Saturday, September 19, 2015

Whole Brain Teaching: Activating the Parts of the Brain

Now let's take a second and talk about brain science!  The brain is the most complex organ in the human body. Scientists have spent countless hours studying how the brain works.  Not everything is known, but we do have a good idea of the importance of activating multiple parts of the brain when learning. In a book titled Research-Based Strategies to Ignite Student Learning published by ASCD, Willis explains that the more connections a student can make when learning, the more dendrites that are formed. These dendrites act as pathways to information and allow the student to more easily store and access the information in the future. Rather than simply attempting to memorize information, the brain is able to cross reference material and store it in in a meaningful way. The more regions of the brain that are stimulated, the more connections that are made in order for students to pull up learned material.

Parts of the Brain

I introduce neurons and parts of the brain at the beginning of the year.  To introduce neurons, you can use your hand and arm! Your arm signifies the axon.  The palm demonstrates the cell body, and the fingers represent the dendrites! When students are learning new information, new dendrites form and can connect with other dendrites to make meaning of the information.
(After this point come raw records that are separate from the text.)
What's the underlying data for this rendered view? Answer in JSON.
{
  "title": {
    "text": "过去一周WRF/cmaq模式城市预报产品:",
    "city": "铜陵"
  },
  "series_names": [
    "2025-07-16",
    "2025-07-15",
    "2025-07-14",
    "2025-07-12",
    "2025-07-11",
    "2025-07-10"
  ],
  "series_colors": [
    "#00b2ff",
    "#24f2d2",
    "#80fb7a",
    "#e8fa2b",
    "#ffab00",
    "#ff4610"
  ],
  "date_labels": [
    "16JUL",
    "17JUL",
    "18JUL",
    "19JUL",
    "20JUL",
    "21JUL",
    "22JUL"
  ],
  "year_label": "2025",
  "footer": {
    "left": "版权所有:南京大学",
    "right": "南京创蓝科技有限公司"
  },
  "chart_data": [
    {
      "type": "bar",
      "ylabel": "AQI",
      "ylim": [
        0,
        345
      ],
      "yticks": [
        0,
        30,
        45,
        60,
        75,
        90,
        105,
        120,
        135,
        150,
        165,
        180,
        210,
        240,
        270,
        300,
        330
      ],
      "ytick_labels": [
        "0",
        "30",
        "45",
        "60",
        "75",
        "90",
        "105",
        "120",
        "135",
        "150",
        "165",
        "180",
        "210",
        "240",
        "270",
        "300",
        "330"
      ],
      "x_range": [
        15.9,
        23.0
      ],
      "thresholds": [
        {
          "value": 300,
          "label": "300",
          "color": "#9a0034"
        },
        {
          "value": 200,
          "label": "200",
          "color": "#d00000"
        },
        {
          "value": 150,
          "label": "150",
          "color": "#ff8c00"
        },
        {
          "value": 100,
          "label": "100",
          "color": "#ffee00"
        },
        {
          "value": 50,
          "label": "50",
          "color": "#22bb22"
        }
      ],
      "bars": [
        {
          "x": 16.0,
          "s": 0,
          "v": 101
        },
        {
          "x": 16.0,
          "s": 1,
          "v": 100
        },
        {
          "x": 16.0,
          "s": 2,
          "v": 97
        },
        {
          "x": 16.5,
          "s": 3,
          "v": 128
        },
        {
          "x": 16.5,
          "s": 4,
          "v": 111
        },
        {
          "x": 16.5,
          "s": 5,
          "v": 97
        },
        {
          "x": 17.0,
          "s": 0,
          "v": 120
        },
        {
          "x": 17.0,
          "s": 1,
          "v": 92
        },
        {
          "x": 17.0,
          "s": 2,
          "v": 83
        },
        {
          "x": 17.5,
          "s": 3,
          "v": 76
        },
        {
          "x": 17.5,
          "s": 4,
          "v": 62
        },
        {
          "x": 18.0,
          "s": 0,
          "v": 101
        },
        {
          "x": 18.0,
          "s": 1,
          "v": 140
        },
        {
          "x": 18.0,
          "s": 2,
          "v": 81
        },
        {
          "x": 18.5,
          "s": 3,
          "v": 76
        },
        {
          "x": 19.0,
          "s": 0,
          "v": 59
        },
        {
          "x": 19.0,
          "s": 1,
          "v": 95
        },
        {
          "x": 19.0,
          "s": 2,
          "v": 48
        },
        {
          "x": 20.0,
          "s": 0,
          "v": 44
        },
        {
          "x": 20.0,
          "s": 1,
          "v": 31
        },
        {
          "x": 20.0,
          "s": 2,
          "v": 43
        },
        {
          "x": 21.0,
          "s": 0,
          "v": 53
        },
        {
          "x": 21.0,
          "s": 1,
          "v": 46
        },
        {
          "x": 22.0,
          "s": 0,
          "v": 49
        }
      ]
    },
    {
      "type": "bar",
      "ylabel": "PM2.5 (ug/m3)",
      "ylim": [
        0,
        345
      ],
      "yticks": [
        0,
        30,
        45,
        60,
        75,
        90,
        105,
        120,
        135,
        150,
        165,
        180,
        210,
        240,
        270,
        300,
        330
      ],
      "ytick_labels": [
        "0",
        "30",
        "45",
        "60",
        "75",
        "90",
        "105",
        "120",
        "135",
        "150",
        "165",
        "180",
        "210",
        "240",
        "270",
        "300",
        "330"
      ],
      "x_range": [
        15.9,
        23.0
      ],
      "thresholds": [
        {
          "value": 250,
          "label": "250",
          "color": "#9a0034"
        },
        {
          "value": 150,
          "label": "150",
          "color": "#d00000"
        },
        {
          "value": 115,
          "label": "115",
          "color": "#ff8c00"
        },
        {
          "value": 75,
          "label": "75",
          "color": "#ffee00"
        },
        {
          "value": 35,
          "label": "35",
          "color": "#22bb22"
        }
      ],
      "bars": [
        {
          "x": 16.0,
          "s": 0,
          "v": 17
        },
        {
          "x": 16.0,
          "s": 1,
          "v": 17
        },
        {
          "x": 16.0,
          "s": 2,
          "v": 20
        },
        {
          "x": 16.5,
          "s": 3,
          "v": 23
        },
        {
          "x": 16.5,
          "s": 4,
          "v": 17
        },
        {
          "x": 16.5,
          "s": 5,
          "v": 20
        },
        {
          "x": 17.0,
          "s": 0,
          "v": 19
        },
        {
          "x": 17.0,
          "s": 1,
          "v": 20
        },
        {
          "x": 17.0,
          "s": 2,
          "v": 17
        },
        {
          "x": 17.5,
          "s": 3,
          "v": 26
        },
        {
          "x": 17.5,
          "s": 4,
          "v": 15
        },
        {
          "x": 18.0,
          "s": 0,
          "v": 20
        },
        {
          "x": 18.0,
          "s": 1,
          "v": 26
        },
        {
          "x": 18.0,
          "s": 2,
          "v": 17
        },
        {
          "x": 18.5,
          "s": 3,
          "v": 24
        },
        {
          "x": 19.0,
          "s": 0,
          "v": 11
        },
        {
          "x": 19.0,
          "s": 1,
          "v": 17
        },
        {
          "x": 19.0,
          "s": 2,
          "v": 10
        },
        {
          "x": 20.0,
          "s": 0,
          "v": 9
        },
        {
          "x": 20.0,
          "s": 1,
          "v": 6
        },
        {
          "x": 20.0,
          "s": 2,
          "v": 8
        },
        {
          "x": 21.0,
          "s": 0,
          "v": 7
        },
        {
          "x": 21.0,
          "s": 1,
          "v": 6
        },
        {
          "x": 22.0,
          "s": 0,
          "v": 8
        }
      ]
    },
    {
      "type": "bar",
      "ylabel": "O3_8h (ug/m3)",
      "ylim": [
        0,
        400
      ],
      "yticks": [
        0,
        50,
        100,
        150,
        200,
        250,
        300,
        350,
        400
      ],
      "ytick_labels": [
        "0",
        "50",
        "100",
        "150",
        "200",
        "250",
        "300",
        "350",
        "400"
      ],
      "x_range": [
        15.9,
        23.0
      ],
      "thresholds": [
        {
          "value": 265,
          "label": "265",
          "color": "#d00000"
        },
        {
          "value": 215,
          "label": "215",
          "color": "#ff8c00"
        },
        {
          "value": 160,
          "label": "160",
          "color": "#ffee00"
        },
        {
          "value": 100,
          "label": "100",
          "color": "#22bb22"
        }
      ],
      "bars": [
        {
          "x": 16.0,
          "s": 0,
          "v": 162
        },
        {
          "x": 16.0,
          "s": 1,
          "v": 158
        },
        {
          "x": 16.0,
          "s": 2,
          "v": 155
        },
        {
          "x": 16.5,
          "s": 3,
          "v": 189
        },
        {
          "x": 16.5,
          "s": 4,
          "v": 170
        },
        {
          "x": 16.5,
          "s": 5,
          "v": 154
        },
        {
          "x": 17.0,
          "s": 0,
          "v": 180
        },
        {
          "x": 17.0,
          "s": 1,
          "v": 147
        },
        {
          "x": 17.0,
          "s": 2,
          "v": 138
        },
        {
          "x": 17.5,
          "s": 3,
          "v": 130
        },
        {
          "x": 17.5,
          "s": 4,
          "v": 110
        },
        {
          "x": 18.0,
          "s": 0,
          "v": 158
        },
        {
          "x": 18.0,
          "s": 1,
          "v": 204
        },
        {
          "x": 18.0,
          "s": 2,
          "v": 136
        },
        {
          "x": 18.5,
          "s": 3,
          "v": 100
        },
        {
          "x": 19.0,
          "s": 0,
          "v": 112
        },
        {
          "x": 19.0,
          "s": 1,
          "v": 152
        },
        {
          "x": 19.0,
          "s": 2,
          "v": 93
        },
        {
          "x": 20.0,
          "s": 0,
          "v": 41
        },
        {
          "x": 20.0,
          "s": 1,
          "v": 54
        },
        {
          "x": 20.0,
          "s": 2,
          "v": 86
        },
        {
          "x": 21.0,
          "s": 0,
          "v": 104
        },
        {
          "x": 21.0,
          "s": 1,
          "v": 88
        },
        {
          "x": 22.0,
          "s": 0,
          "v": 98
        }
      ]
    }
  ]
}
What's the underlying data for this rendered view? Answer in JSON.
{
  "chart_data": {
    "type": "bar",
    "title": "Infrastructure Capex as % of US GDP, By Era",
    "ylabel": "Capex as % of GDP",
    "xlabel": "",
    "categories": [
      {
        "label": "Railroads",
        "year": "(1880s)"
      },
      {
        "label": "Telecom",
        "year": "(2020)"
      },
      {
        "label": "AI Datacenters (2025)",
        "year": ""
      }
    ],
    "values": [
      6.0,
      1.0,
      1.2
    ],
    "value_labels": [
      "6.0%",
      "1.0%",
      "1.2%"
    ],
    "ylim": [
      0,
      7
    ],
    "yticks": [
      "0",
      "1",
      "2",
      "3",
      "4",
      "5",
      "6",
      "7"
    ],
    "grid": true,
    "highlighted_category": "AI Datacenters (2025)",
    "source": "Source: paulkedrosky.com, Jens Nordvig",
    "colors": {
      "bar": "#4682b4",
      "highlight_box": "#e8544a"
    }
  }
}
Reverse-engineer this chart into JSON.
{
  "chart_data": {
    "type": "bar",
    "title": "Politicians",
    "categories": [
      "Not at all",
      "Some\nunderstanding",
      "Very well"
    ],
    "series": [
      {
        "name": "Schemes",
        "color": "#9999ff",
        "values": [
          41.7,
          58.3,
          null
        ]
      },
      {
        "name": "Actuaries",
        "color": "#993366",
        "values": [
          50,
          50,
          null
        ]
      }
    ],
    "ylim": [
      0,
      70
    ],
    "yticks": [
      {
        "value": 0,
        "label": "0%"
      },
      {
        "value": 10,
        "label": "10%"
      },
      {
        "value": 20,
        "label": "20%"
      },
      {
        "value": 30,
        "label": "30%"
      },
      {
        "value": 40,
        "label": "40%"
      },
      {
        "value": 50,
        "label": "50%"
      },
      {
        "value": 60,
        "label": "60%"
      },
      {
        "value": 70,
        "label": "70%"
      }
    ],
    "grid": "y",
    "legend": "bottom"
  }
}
Introducing the parts of the brain is a highlight for students in my class. Students feel so smart because they have learned something about neuroscience! I have posted a video below to show how you can introduce the parts of the brain. The video is of 1st grade students, but you can do it with any grade level and just adjust to their needs!  After learning the parts of the brain, I have my students create a poster diagram of the brain and then brainstorm in groups how Whole Brain Teaching activates each part!  Good luck, and let me know how it goes for you!